I am not familiar with photoshop and thought it would be a snap
to convert a picture from one size to another, but I can't figure
out how to do it...I have an image that is currently 96 X 65 pixels
and I wish to have it printed on canvas. The shop where I'm having
it printed said it must be at least 500k in order to maintain the
integrity of the picture...I have NO IDEA how to do this, or if can
even be done!! Anyone?
If your image is truly only 96 x 95 pixels it's going to look like a big blurry mess if you try to print it any larger than a postage stamp.
Photoshop is great software, but it can't make up image information that's not already there. That only happens on TV shows.
I don't know how big your canvas is, but you'll want at least 150 if not 300 pixels per inch, depending on how close you expect someone to be when looking at it (bigger prints are usually viewed from farther back). So, for example, if the canvas is 24 x 36 inches, you'll want your image to be something like 3600 x 5400 pixels. Your print shop's recommendation of 500k (assuming they mean a JPEG of 500 kbytes on disk, which has little to do with pixel dimensions) doesn't seem like enough, actually.
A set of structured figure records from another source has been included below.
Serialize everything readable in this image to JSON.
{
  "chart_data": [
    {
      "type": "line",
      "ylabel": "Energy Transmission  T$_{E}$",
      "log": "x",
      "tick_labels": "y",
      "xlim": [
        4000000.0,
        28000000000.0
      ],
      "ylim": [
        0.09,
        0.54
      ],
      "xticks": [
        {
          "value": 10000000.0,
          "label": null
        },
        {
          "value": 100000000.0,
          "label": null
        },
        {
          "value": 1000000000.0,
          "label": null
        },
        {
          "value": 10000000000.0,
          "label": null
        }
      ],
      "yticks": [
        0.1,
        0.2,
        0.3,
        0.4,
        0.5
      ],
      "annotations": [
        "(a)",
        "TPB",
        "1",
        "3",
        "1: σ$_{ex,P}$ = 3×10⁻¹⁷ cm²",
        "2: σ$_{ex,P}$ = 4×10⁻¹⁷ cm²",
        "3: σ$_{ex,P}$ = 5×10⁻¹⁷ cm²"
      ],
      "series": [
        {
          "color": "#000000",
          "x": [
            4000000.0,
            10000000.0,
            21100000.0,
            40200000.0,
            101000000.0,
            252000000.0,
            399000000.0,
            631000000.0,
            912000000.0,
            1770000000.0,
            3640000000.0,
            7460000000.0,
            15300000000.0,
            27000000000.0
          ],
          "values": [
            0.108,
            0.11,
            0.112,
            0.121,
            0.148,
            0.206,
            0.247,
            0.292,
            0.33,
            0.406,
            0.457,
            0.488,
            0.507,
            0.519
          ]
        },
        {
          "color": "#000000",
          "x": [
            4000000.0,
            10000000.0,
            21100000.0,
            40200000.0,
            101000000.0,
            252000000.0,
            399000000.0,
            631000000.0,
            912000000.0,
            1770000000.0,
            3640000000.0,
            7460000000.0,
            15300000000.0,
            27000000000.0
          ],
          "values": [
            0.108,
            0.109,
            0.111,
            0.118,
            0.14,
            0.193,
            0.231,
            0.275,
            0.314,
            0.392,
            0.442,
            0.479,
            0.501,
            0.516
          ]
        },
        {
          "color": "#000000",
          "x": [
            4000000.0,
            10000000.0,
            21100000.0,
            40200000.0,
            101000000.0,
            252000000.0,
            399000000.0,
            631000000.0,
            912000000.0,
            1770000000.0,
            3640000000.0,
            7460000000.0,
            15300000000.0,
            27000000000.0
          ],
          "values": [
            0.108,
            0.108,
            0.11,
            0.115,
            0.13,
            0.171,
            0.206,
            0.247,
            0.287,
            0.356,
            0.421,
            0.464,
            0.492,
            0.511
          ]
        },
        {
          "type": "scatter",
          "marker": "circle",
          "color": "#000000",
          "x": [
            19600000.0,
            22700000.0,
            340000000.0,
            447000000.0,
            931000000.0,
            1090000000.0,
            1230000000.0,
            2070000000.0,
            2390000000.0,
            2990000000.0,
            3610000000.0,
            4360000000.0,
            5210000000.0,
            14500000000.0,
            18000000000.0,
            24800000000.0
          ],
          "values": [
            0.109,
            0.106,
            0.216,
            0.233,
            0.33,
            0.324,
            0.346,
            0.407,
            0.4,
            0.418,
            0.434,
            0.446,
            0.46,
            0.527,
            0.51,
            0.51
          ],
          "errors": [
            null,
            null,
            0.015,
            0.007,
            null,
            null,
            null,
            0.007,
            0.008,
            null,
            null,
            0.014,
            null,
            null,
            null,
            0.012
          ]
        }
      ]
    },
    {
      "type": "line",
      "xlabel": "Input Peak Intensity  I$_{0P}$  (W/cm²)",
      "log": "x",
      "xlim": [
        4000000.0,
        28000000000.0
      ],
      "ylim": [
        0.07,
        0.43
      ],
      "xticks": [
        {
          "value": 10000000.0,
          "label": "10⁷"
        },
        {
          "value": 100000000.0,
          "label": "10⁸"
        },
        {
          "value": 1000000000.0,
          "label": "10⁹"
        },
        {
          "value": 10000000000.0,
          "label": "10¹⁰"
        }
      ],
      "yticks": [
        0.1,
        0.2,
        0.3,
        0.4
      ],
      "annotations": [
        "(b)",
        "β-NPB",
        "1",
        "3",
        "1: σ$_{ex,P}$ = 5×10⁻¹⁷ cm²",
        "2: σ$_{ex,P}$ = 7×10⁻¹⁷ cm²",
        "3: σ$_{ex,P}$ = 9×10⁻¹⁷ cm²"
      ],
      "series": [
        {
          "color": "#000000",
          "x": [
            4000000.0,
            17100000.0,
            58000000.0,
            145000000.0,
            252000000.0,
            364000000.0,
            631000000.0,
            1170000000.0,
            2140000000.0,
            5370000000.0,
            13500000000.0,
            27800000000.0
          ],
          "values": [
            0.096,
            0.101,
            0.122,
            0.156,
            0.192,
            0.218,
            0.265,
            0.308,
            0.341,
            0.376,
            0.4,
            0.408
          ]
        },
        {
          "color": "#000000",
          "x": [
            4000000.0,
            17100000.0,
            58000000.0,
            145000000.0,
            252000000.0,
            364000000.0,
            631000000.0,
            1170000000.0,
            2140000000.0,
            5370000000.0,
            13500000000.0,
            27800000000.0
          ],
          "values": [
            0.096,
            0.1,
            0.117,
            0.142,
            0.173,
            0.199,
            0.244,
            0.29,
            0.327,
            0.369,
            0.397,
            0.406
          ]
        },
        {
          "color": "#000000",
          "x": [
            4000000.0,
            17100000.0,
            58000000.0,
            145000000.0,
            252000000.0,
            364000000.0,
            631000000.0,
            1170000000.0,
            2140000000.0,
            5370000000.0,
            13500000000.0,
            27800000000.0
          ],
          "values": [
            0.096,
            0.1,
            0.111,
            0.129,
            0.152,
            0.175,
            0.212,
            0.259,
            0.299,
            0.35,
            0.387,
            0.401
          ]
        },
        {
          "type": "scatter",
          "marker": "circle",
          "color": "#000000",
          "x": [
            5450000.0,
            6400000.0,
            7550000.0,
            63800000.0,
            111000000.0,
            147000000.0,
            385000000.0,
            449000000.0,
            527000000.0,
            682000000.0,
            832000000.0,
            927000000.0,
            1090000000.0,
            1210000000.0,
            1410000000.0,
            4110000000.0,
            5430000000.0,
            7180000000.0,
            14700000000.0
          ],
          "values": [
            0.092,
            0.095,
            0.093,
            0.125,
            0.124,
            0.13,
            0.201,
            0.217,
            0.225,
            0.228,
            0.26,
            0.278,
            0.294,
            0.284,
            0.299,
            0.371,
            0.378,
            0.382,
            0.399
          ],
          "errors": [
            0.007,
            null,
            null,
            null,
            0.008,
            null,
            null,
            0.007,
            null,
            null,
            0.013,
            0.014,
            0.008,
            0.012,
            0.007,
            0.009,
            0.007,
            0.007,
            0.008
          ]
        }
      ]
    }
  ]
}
Thanks Noel - the print is going to be 30 X 20 inches, so I would need
to convert the image to handle that size. I am getting from your post
that is not likely or even possible, even using Photoshop? When I enter
those dimensions under "Image Size" in Photoshop I get a width of
15000 pixels and a height of 10000 pixels with a resolution of 500 pixels
per inch. I sent a copy back to the printer to see what they can do with
it...they probably will just laugh!! Thanks again for your input. I purchased
the canvas print and now I don't think I will have a proper photo to have
printed on it!!
You would get 4500 x 3000 pixels if you chose 150 ppi, which is a minimum that you really need at 20 x 30 inches but as I said, your starting image is just too tiny to be printed at that size.
Oh, but the strange thing is, I had this very same picture
printed at Office Max into a 24 X 36 picture and it turned
out beautiful. I then pasted it to a canvas and framed it.
I thought I could use the same image to print directly
to canvas, but I guess I was wrong. I don't understand
why one could do it and now the other cannot - ?
Anyway - thanks for your input!
Noel Carboni wrote:
Are you *sure* it's just 96 x 95 pixels?
This image, for example, is 96 x 95 pixels:
If you liked how it looked on a smooth print, you'll be happy with it printed on canvas. I'm betting it's actually bigger than 96 x 95 pixels, or you printed from a different file before.
And full testament to the fact that small can still be scary.
Noel Carboni wrote
…If you liked how it looked on a smooth print, you'll be happy with it printed on canvas. I'm betting it's actually bigger than 96 x 95 pixels, or you printed from a different file before…
But of course she printed from a different file before! No printer on this planet will remotely accept a 96 x 95 pixels image file to print even a wallet-size picture, let alone a large canvas print. … and if they upsample it like she says she did, the shop staff must still be chuckling about it.
What the OP needs to do is look for her original file and forget about that 96x95 pixel miniature.
…the print is going to be 30 X 20 inches…
That is not even the right aspect ratio. 96x95 is a ratio of barely over 1.01, which means it's practically a square (like Noel's example), while 30 x20 inches is a ratio of 3:2 or 1.5.
Somewhere along the line you've lost track of your original image. It almost sounds like you are looking at a very small thumbnail preview somewhere.
The only way this could work, as you have phrased it, is if you have a picture of an absolutely cloudless, perfect blue sky, practically nothing but a blue patch. Now a blue patch can be resampled and cropped without loss of quality.